DEMAŞ A.Ş. Yönetim Kurulu Başkanı Ahmet Cumhur Kitiş, altındaki yükselişi “yeni bir dönem” olarak değerlendirdi.
“Ulus devletler altını yeniden rezerv sisteminin merkezine koydu”
Kitiş, altının 2025 boyunca yükselmesinde küresel politikalardaki değişimin belirleyici olduğunu söyledi.
“Altının ons fiyatı Aralık 2025’te 4.200 dolar seviyelerinde dengelendi. 2024 ABD seçimleri sonrası ekonomi politikalarının yeniden şekillenmesi, FED’in temkinli faiz stratejisi ve küresel gerilimlerin artması altına güçlü bir zemin oluşturdu. Bu yıl altın yalnızca fiyat olarak değil, fonksiyon olarak da yükseldi.

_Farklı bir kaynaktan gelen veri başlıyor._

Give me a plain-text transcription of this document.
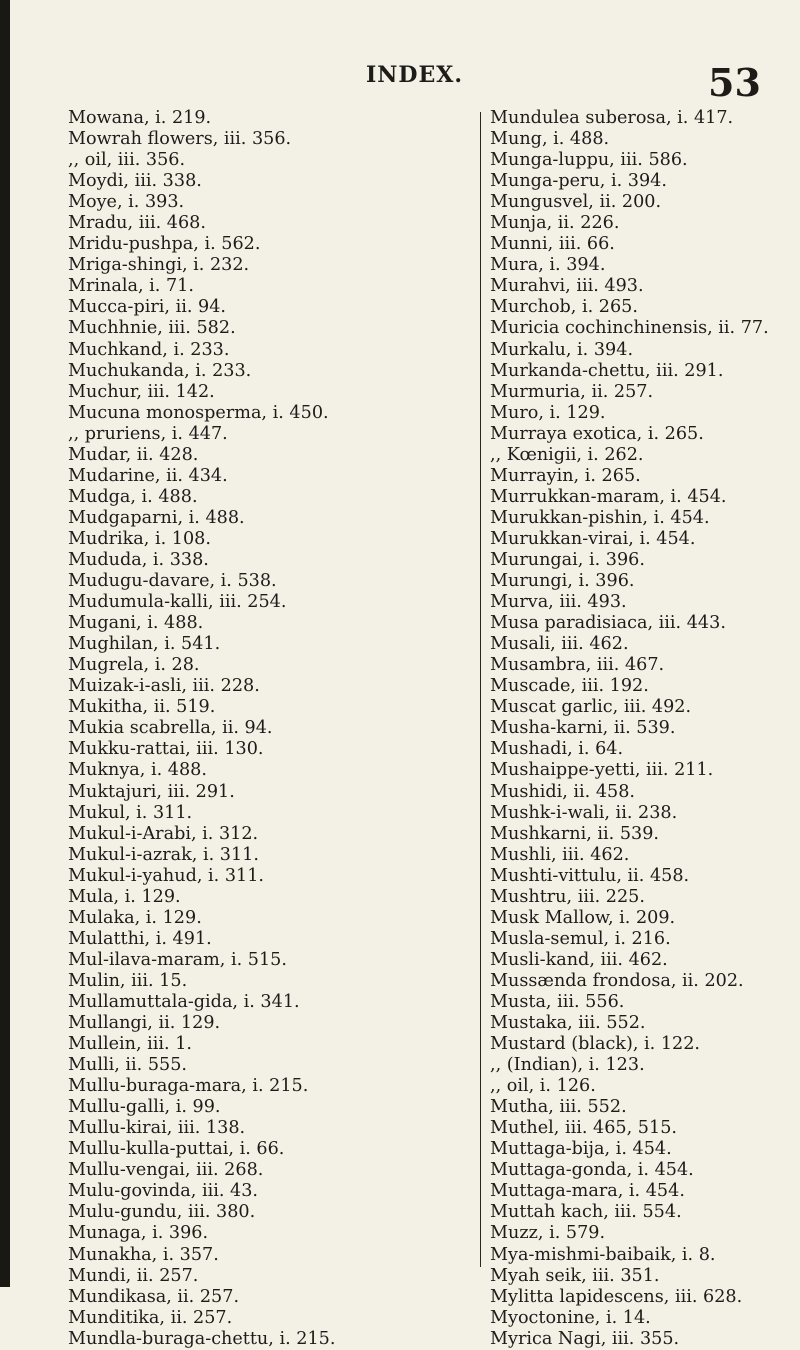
INDEX.	53
Mowana, i. 219.
Mowrah flowers, iii. 356.
,, oil, iii. 356.
Moydi, iii. 338.
Moye, i. 393.
Mradu, iii. 468.
Mridu-pushpa, i. 562.
Mriga-shingi, i. 232.
Mrinala, i. 71.
Mucca-piri, ii. 94.
Muchhnie, iii. 582.
Muchkand, i. 233.
Muchukanda, i. 233.
Muchur, iii. 142.
Mucuna monosperma, i. 450.
,, pruriens, i. 447.
Mudar, ii. 428.
Mudarine, ii. 434.
Mudga, i. 488.
Mudgaparni, i. 488.
Mudrika, i. 108.
Mududa, i. 338.
Mudugu-davare, i. 538.
Mudumula-kalli, iii. 254.
Mugani, i. 488.
Mughilan, i. 541.
Mugrela, i. 28.
Muizak-i-asli, iii. 228.
Mukitha, ii. 519.
Mukia scabrella, ii. 94.
Mukku-rattai, iii. 130.
Muknya, i. 488.
Muktajuri, iii. 291.
Mukul, i. 311.
Mukul-i-Arabi, i. 312.
Mukul-i-azrak, i. 311.
Mukul-i-yahud, i. 311.
Mula, i. 129.
Mulaka, i. 129.
Mulatthi, i. 491.
Mul-ilava-maram, i. 515.
Mulin, iii. 15.
Mullamuttala-gida, i. 341.
Mullangi, ii. 129.
Mullein, iii. 1.
Mulli, ii. 555.
Mullu-buraga-mara, i. 215.
Mullu-galli, i. 99.
Mullu-kirai, iii. 138.
Mullu-kulla-puttai, i. 66.
Mullu-vengai, iii. 268.
Mulu-govinda, iii. 43.
Mulu-gundu, iii. 380.
Munaga, i. 396.
Munakha, i. 357.
Mundi, ii. 257.
Mundikasa, ii. 257.
Munditika, ii. 257.
Mundla-buraga-chettu, i. 215.
Mundulea suberosa, i. 417.
Mung, i. 488.
Munga-luppu, iii. 586.
Munga-peru, i. 394.
Mungusvel, ii. 200.
Munja, ii. 226.
Munni, iii. 66.
Mura, i. 394.
Murahvi, iii. 493.
Murchob, i. 265.
Muricia cochinchinensis, ii. 77.
Murkalu, i. 394.
Murkanda-chettu, iii. 291.
Murmuria, ii. 257.
Muro, i. 129.
Murraya exotica, i. 265.
,, Kœnigii, i. 262.
Murrayin, i. 265.
Murrukkan-maram, i. 454.
Murukkan-pishin, i. 454.
Murukkan-virai, i. 454.
Murungai, i. 396.
Murungi, i. 396.
Murva, iii. 493.
Musa paradisiaca, iii. 443.
Musali, iii. 462.
Musambra, iii. 467.
Muscade, iii. 192.
Muscat garlic, iii. 492.
Musha-karni, ii. 539.
Mushadi, i. 64.
Mushaippe-yetti, iii. 211.
Mushidi, ii. 458.
Mushk-i-wali, ii. 238.
Mushkarni, ii. 539.
Mushli, iii. 462.
Mushti-vittulu, ii. 458.
Mushtru, iii. 225.
Musk Mallow, i. 209.
Musla-semul, i. 216.
Musli-kand, iii. 462.
Mussænda frondosa, ii. 202.
Musta, iii. 556.
Mustaka, iii. 552.
Mustard (black), i. 122.
,, (Indian), i. 123.
,, oil, i. 126.
Mutha, iii. 552.
Muthel, iii. 465, 515.
Muttaga-bija, i. 454.
Muttaga-gonda, i. 454.
Muttaga-mara, i. 454.
Muttah kach, iii. 554.
Muzz, i. 579.
Mya-mishmi-baibaik, i. 8.
Myah seik, iii. 351.
Mylitta lapidescens, iii. 628.
Myoctonine, i. 14.
Myrica Nagi, iii. 355.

Ulus devletler altını yeniden rezerv sisteminin merkezine koydu. 4 bin 200 dolar geçici zirve değil, yeni dönemin başlangıcıdır” dedi.
Kitiş’e göre aynı dönemde gümüş de endüstriyel talep nedeniyle güçlü bir yükseliş eğilimi gösterdi.

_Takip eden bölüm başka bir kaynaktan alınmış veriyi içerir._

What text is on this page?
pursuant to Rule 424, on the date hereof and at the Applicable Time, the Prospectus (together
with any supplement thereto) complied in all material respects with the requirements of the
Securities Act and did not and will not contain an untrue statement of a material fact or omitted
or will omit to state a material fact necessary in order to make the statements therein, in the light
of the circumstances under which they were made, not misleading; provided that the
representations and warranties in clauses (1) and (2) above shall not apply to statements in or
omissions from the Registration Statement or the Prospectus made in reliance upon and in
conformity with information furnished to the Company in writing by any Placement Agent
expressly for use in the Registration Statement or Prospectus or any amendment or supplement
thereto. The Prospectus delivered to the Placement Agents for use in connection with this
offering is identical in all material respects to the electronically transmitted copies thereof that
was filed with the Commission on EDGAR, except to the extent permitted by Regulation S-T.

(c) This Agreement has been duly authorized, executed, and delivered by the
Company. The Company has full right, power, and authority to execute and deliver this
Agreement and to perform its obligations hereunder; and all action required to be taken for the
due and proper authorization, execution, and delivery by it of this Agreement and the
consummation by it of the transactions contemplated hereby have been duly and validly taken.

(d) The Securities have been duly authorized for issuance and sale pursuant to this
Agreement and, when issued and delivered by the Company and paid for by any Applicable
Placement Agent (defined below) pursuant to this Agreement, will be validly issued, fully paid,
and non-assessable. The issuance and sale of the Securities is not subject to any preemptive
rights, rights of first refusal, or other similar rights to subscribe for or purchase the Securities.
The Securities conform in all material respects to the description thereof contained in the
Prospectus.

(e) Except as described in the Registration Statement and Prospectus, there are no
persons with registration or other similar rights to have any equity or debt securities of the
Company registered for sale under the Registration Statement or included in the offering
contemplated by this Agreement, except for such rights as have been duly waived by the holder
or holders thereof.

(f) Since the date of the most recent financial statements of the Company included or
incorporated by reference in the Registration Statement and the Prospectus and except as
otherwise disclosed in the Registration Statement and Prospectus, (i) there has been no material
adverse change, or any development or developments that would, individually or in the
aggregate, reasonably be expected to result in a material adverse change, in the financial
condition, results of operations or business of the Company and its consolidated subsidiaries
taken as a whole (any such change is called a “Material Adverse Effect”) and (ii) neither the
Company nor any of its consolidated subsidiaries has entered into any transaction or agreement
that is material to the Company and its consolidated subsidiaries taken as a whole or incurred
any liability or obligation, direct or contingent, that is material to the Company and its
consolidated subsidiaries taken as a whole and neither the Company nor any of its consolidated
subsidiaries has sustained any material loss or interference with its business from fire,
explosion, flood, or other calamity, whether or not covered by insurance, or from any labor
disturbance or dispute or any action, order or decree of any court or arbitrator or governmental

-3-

“4 bin 200 dolar tavan değil, yeni normalin eşiği”
2025 boyunca jeopolitik riskler, tedarik sıkıntıları ve merkez bankalarının hızlı rezerv artışı altını destekledi.

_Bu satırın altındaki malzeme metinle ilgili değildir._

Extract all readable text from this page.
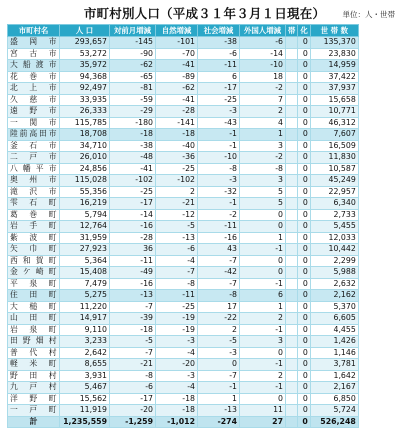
市町村別人口（平成３１年３月１日現在）	単位：人・世帯
市町村名	人 口	対前月増減	自然増減	社会増減	外国人増減	帯	化	世 帯 数
盛岡市	293,657	-145	-101	-38	-6		0	135,370
宮古市	53,272	-90	-70	-6	-14		0	23,830
大船渡市	35,972	-62	-41	-11	-10		0	14,959
花巻市	94,368	-65	-89	6	18		0	37,422
北上市	92,497	-81	-62	-17	-2		0	37,937
久慈市	33,935	-59	-41	-25	7		0	15,658
遠野市	26,333	-29	-28	-3	2		0	10,771
一関市	115,785	-180	-141	-43	4		0	46,312
陸前高田市	18,708	-18	-18	-1	1		0	7,607
釜石市	34,710	-38	-40	-1	3		0	16,509
二戸市	26,010	-48	-36	-10	-2		0	11,830
八幡平市	24,856	-41	-25	-8	-8		0	10,587
奥州市	115,028	-102	-102	-3	3		0	45,249
滝沢市	55,356	-25	2	-32	5		0	22,957
雫石町	16,219	-17	-21	-1	5		0	6,340
葛巻町	5,794	-14	-12	-2	0		0	2,733
岩手町	12,764	-16	-5	-11	0		0	5,455
紫波町	31,959	-28	-13	-16	1		0	12,033
矢巾町	27,923	36	-6	43	-1		0	10,442
西和賀町	5,364	-11	-4	-7	0		0	2,299
金ケ崎町	15,408	-49	-7	-42	0		0	5,988
平泉町	7,479	-16	-8	-7	-1		0	2,632
住田町	5,275	-13	-11	-8	6		0	2,162
大槌町	11,220	-7	-25	17	1		0	5,370
山田町	14,917	-39	-19	-22	2		0	6,605
岩泉町	9,110	-18	-19	2	-1		0	4,455
田野畑村	3,233	-5	-3	-5	3		0	1,426
普代村	2,642	-7	-4	-3	0		0	1,146
軽米町	8,655	-21	-20	0	-1		0	3,781
野田村	3,931	-8	-3	-7	2		0	1,642
九戸村	5,467	-6	-4	-1	-1		0	2,167
洋野町	15,562	-17	-18	1	0		0	6,850
一戸町	11,919	-20	-18	-13	11		0	5,724
計	1,235,559	-1,259	-1,012	-274	27		0	526,248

Kitiş, “Arz artmıyor fakat talep tarihin en yüksek seviyesinde. Bu nedenle altın yapısal bir yükseliş döngüsüne girdi. 4 bin 200 dolar bir tavan değil; yeni normalin eşiğidir” sözleriyle beklentileri paylaştı.
FED’in faizleri uzun süre sabit tutması ve 2026’ya yönelik indirim beklentileri de altının güçlü kalmasında etkili oldu.
Gümüş artık enerji dönüşümünün omurgasında
Kitiş, gümüşteki talep artışının teknolojik gelişmelerle paralel ilerlediğini vurgulayarak şunları söyledi:
“Gümüş yalnızca güvenli liman değil; güneş paneli üretimi ve batarya teknolojilerinde kritik konumda. Bu metalin değerini altınla kıyaslayarak değil, geleceğin enerji altyapısıyla birlikte değerlendirmek gerekiyor.”
Finans devlerinden 2026 altın öngörüleri
Uluslararası kurumlar, altındaki yapısal yükselişin 2026 yılında da devam edeceği görüşünde.
Kitiş’in aktardığı projeksiyonlar şöyle:
Goldman Sachs: 2025 kapanışı 4.350-4.500 dolar
JP Morgan: 2026 ilk çeyrekte 4.500 dolar üzerinde kalıcılık
UBS: “Rezerv politikaları nedeniyle uzun vadeli boğa trendi”
Citibank: 4.600-4.700 dolar potansiyeli (jeopolitik şoklarda)
Kitiş, “Asıl belirleyici unsur devletlerin altına yönelimi. 2026’da altın merkez bankalarının stratejik güvenlik alanı olmaya devam edecek” dedi.
“Altın düştüğünde alım yapan kazanıyor”
Fiziki altın talebinin yıl boyunca hiç zayıflamadığını belirten Kitiş, Türk yatırımcısının da küresel eğilime uyduğunu söyledi:
“Altın artık psikolojik değil, stratejik bir yatırım. Altın düştüğünde alım yapan kazanıyor. FED’in temkinli duruşu altını doğal bir sigorta aracına dönüştürdü.”
Kitiş’e göre:
Piyasa istikrarlı ilerlerse yıl sonu 4.400 dolar mümkün,
Jeopolitik baskı artarsa sert sıçramalar görülebilir,
Gümüşte 38-40 dolar aralığı olası.
“2025, altının yeniden parasal güç hâline geldiği bir yıl. 2026’ya girerken altının rolü artık tartışma konusu değil; dünya altına, altın da dünyaya yön veriyor” ifadelerini kullandı.